Péril en la demeure.La commission des comptes de la Sécurité Sociale a confirmé la très sévère dégradation des comptes que chacun redoutait. Non seulement le régime général de la Sécu (salariés) vire au rouge après trois années d'excédents, mais la situation est bien pire que prévue : le déficit estimé en 2002 atteint 3,3 milliards d'euros quand l'audit de juillet n'en avait vu que 2,4. Et les perspectives pour 2003 sont alarmantes. Masse salariale à la baisse et flambée des dépenses d'assurance-maladie (+ 7,2 % cette année) expliquent pour l'essentiel cette détérioration jugée « très préoccupante » par le gouvernement et que Jean-François Mattei, de bonne guerre, a incluse dans « l'héritage » du quinquennat précédent.

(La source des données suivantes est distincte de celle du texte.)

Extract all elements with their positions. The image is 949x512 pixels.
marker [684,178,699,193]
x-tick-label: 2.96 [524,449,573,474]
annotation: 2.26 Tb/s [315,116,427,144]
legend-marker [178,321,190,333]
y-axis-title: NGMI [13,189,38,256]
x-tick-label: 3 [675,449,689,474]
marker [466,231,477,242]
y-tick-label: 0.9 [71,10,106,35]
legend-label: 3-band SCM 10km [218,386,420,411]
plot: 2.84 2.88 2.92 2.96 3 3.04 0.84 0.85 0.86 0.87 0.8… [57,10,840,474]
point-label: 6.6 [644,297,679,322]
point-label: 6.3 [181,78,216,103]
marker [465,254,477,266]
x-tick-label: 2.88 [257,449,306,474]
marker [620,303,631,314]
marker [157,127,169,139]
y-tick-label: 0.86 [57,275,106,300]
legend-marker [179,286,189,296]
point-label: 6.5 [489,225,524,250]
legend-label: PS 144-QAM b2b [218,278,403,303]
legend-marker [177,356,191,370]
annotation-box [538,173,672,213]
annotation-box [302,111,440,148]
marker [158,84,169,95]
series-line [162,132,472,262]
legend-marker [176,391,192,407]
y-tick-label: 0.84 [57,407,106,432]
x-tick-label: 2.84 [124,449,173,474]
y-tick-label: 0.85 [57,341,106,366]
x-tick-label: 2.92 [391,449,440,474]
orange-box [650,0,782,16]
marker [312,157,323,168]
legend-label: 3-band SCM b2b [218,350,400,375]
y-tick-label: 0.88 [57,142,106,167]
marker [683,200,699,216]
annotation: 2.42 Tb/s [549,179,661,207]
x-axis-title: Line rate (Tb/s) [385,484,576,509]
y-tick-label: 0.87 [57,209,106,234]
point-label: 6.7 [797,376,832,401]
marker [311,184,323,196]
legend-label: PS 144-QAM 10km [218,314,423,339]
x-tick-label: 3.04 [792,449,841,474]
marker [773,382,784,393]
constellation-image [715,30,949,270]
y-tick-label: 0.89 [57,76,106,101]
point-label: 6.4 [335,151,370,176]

Dévoilant les grandes lignes de son premier projet de loi de financement de la Sécurité sociale (PLFSS) pour 2003, le ministre de la Santé a soufflé le chaud et le froid, se montrant plutôt à l'aise dans cet exercice très délicat. « Il s'agit d'un texte de transition, car tout n'est pas possible tout de suite, mais il traduit les lignes directrices et la philosophie de notre nouvelle politique de santé et d'assurance-maladie », a-t-il résumé.
Pour l'essentiel, les « mesures correctrices » annoncées par le gouvernement épargnent le corps médical auquel le ministre de la Santé à ouvertement décidé de « faire confiance ». Une confiance qui s'incarne d'abord dans le chiffre de l'ONDAM 2003 (+ 5,3 %), que Jean-François Mattei a voulu « sincère, réaliste et crédible et non pas fondé sur des critères budgétaires » ; et ensuite dans sa décision de « tourner la page » de la maîtrise comptable ou de supprimer les comités médicaux régionaux (CMR) (tribunaux institués par le plan Juppé), les contreparties exigées demeurant très floues.
« Je demande aux acteurs de m'aider, les professionnels de santé doivent s'engager dans la FMC, dans des processus d'évaluation et de coordination des soins dont on a déjà beaucoup parlé mais qui doivent maintenant devenir réalité. Avec eux, je veux faire le pari de la qualité », a déclaré Jean-François Mattei. On est donc très loin de l'époque des reversements d'honoraires ou des lettres clés flottantes, mécanismes de régulation haïs par la profession. Signe suprême de sa bonne volonté, Jean-François Mattei s'est engagé à présenter chaque année au printemps un « collectif social », ou projet de loi de financement rectificatif, au cas où des écarts sensibles seraient constatés entre les objectifs fixés et les prévisions actualisées de recettes et de dépenses.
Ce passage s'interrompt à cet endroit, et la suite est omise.